Genital warts are a sexually transmitted disease. You get them from having sex with someone who has the virus that causes the warts to grow.

Yes, warts are caused by a virus. The human papilloma virus, or HPV, causes warts. Unlike the flu, once you get HPV, the virus can stay in your body even if you don't have warts that you can see.

There are over 100 kinds of HPV. Almost half of all the people in the United States have one of the types of HPV. For most people, HPV and the warts it causes are not a problem. A few kinds of HPV can be a problem for women. These kinds of HPV may cause cancer of the cervix—the mouth of the womb. If you have an annual Pap test, you can find out if you have HPV. You also can find out if the kind of HPV you have can cause cancer. If you have one of the kinds of HPV that can cause cancer, your health care provider may suggest that you have more tests or treatments to get rid of any abnormal cells on your cervix. It will be very important that you get a Pap test every year if you have HPV.

Even though you cannot get rid of the HPV virus, there are ways to get rid of the warts that you can see and feel. If you have warts, talk with your health care provider about ways to treat the warts.
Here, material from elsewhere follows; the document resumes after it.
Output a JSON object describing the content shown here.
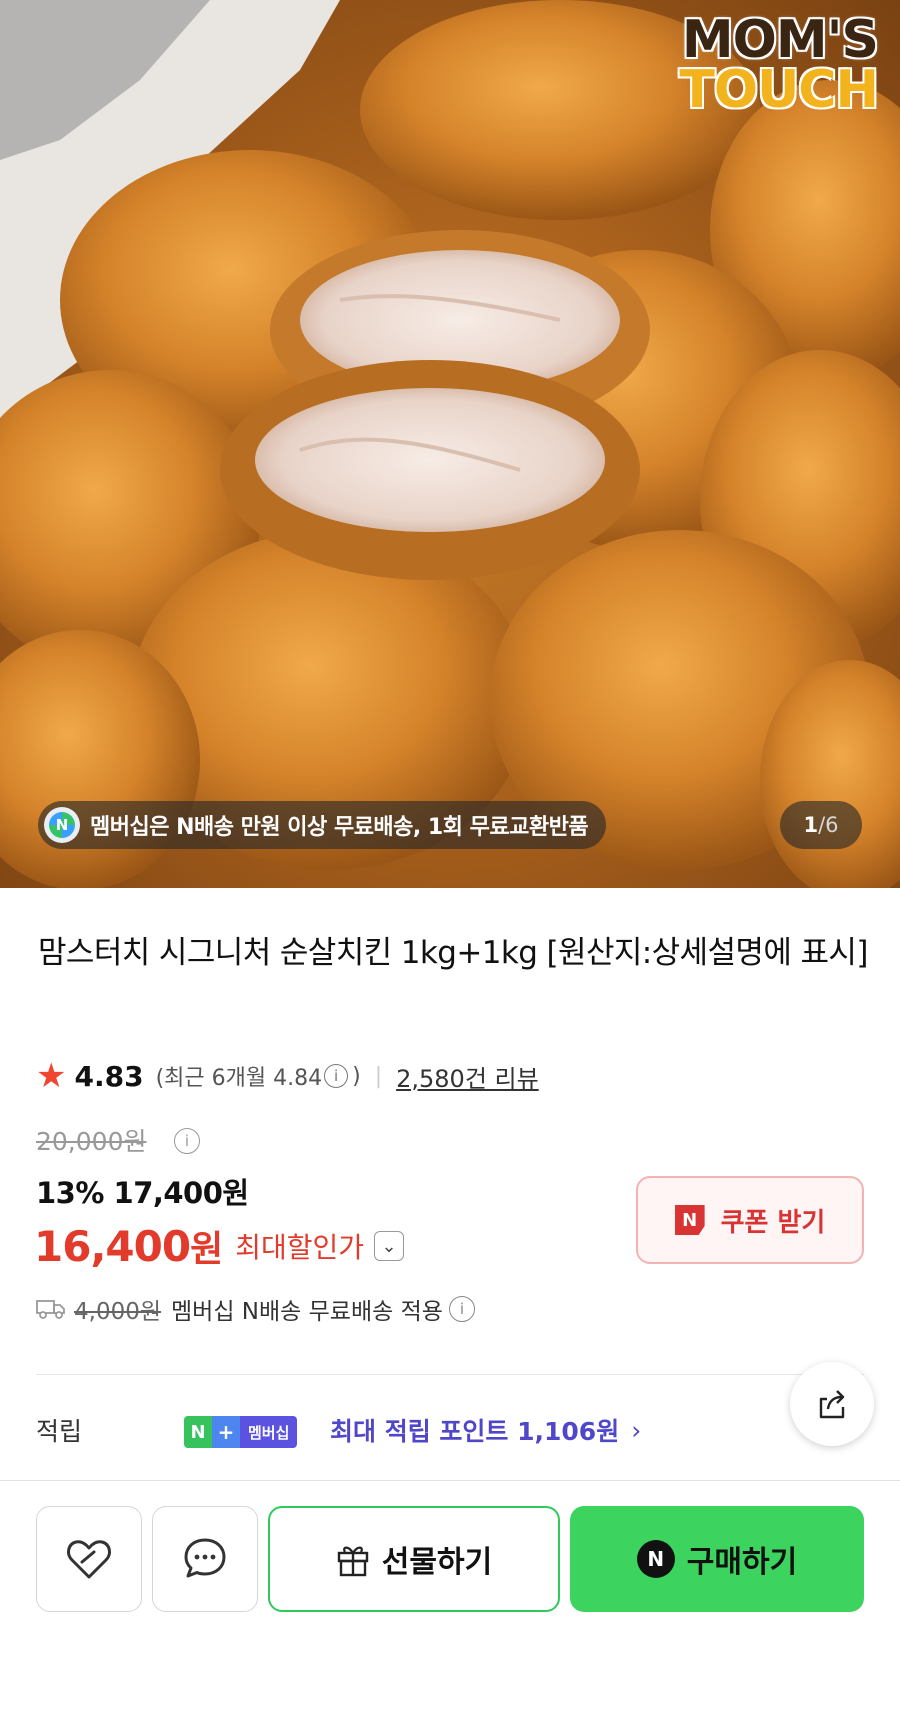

If you have a lot of warts, your health care provider may use a mild acid to burn the warts off. This should not hurt. It can take several acid treatments to get rid of the warts. If you have just a few warts or your warts have been mostly removed with acid, your health care provider might give you a cream to put on the warts at night for several weeks to remove them completely. You may find that even without treatment the warts go away. Remember, even when you can't see the warts, you will still have HPV.

Because a person gets HPV by having sex, the only way to be sure to not get HPV is to never have sex. If you are having sex, it is a good idea to limit the number of sex partners you have. If you have sex with only one person, and that person is only having sex with you, then that also lowers your chance of getting warts or any other sexually transmitted infection. You also can use condoms. Using condoms made from latex and having only one sexual partner will help you avoid getting HPV and the warts it causes.

Pap tests can find early signs of abnormal cells before cancer appears. You need to get Pap tests ever year. Women who smoke cigarettes are more likely to get abnormal cells on their cervix. Although it is very hard to do, stopping smoking is the most important thing you can do to avoid getting cancer.